A China (1,4 bilhão de hab.), com quem Biden espera ter um diálogo mais estreito, silenciosamente, já realiza políticas de controle da fecundidade e da natalidade, com o fim de diminuir o espaço dessa vulnerabilidade e a pressão sobre os recursos disponíveis. Chegou-se mesmo a cogitar de projetos oficiais de concentração urbana, e cidades com até 100 milhões de habitantes. Para os chineses acomodaria o vigoroso processo migratório interno do campo para a cidade.

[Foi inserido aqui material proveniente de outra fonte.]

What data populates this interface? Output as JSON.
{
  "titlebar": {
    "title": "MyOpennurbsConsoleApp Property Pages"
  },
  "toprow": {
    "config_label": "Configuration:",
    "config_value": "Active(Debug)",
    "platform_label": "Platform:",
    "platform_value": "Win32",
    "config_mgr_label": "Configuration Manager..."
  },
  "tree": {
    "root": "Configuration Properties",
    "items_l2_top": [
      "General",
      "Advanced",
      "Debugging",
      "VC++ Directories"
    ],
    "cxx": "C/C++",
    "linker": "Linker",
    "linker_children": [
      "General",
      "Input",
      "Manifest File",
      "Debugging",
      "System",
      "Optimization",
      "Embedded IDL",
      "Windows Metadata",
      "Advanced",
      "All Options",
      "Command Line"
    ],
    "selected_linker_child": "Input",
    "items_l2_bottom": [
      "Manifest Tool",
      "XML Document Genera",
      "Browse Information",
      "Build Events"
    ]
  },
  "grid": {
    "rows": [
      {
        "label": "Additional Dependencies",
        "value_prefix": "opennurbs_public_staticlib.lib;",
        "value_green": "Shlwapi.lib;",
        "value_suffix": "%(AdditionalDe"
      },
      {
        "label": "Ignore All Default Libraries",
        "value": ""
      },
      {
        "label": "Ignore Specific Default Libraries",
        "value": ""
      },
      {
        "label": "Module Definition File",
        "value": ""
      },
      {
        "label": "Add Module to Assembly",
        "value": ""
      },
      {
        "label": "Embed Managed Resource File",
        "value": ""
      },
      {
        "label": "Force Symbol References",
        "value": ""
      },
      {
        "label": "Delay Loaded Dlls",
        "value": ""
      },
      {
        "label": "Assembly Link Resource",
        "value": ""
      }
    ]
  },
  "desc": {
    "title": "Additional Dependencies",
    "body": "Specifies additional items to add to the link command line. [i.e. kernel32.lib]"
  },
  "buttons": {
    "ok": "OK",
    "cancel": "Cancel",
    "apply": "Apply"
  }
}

Não é de surpreender. Projeções da ONU indicam, para os próximos 30 anos, que mais de 100 cidades terão populações superiores a 5,5 milhões de habitantes. Projetos concentradores de população como esses facilitariam a proteção social e contribuiriam para a redução de custos das políticas públicas de transportes, energia, atendimentos à saúde, educação e outros, dizem os técnicos, e não dizem: possibilita o controle político e social interno.
Para o jornal inglês The Guardian, os governos mostram-se incapazes de controlar a expansão das taxas de natalidade e de concentração da população, contribuindo com essa omissão para disseminar a pobreza e a miséria pelo planeta. Em 2100, Lagos, na Nigéria, poderá vir a ser uma metrópole com 85 a 100 milhões de habitantes. Acontecerá, provavelmente o mesmo, com Kinshasa, no Congo; em Kigali, na Ruanda; Bangalore, na Índia. Nesses lugares estima-se em 600 % o crescimento da população urbana até 2100.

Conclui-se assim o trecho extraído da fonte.